Abstract

SummaryQuantification of fire-prone vegetation is a challenge for land and fire managers who need explicit fuel data to support fire management decision-making. Fuel characteristics including the distribution of fuel elements by size class, live and dead components, compactness, and horizontal and vertical continuity are important determinants of fire behaviour and key to understanding suppression difficulty and assessing the risk of damage from bushfires. Furthermore, fuel characteristics are critical for evaluating ecological effects of fire including thermal impacts on vegetation and soil, and smoke emissions. Australian land and fire managers have recognised the need for a national-level fuel classification to provide an adequate and consistent method of characterising and categorising fuels. Here we introduce the concept and framework for a fuel classification scheme for Australian vegetation. This framework arises from extensive consultation with land managers and rural fire authorities, and a review of other classification systems used throughout the world.

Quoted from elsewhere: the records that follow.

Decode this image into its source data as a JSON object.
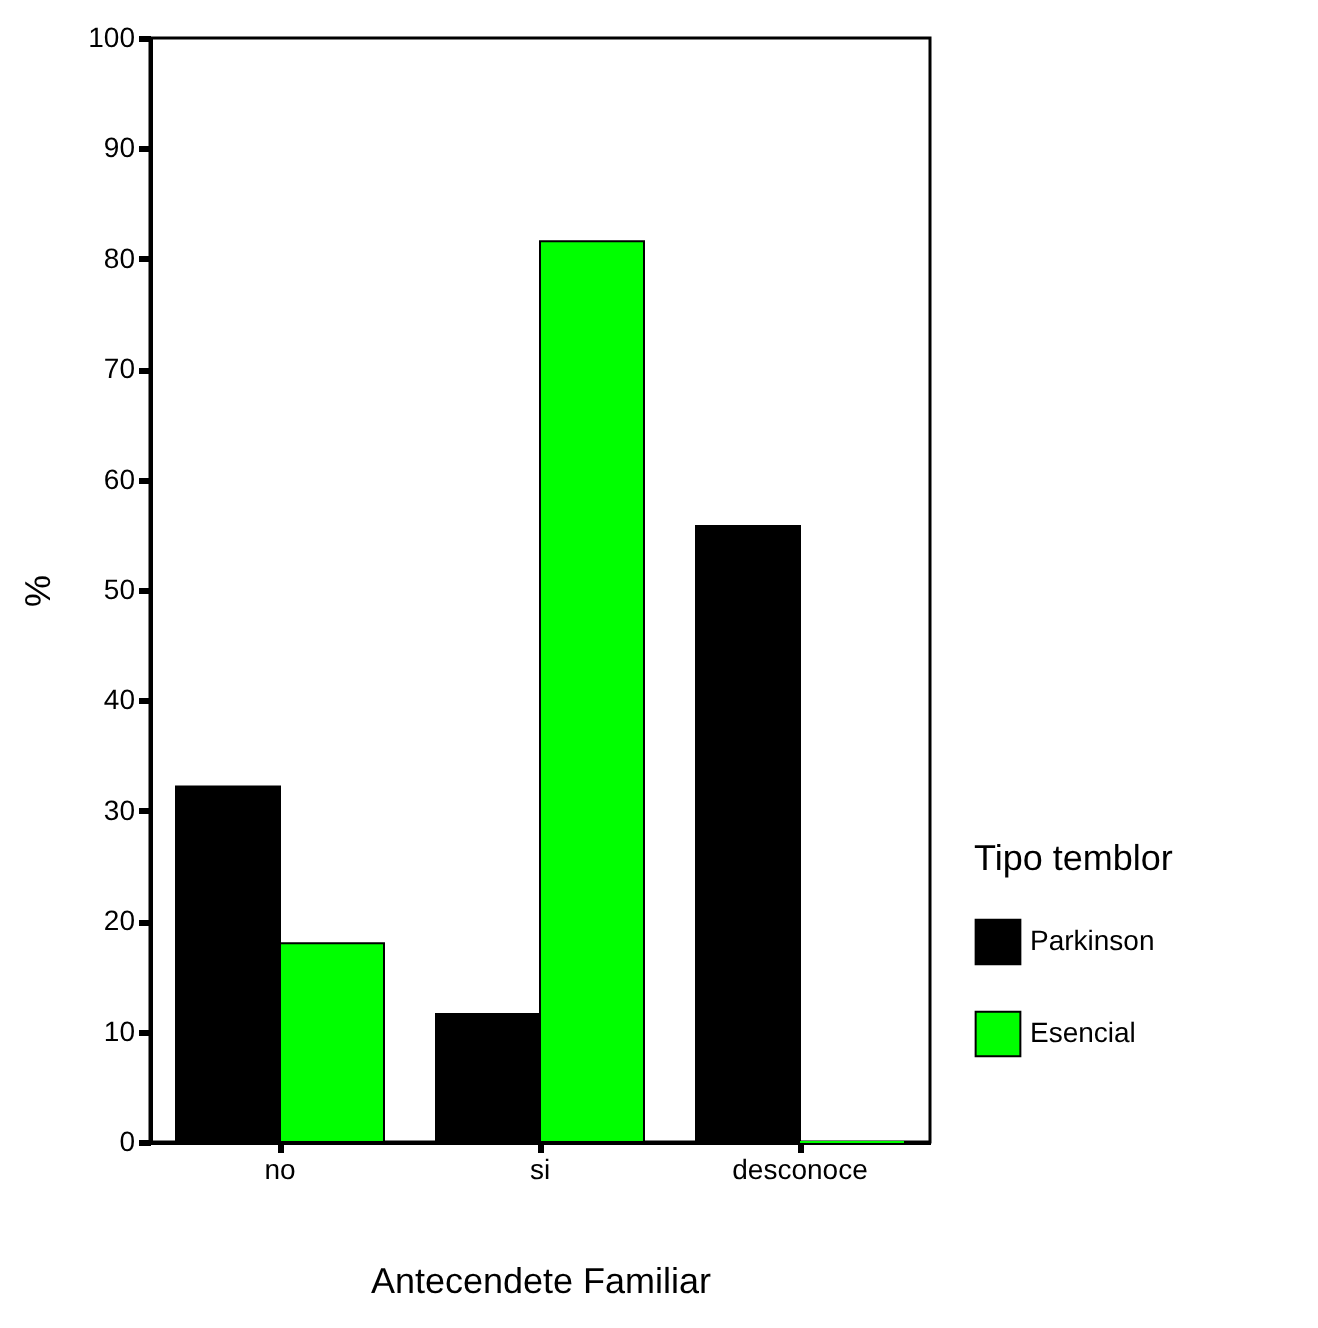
{
  "chart_data": {
    "type": "bar",
    "xlabel": "Antecendete  Familiar",
    "ylabel": "%",
    "legend_title": "Tipo temblor",
    "categories": [
      "no",
      "si",
      "desconoce"
    ],
    "series": [
      {
        "name": "Parkinson",
        "color": "#000000",
        "values": [
          32.2,
          11.6,
          55.8
        ]
      },
      {
        "name": "Esencial",
        "color": "#00ff00",
        "values": [
          18.0,
          81.6,
          0
        ]
      }
    ],
    "ylim": [
      0,
      100
    ],
    "yticks": [
      0,
      10,
      20,
      30,
      40,
      50,
      60,
      70,
      80,
      90,
      100
    ],
    "grid": false,
    "legend": "right"
  }
}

The Bushfire Fuel Classification (BFC) is based on a top-down approach with three hierarchically linked tiers suitable for a variety of fire management applications. The level of detail to which a fuel complex is described varies from a coarse description for the top tier to precise information in the third (bottom) tier. A case study application of the new fuel classification to an area of south-western Australia is presented to illustrate the process of converting vegetation types into the top-level tier fuel types.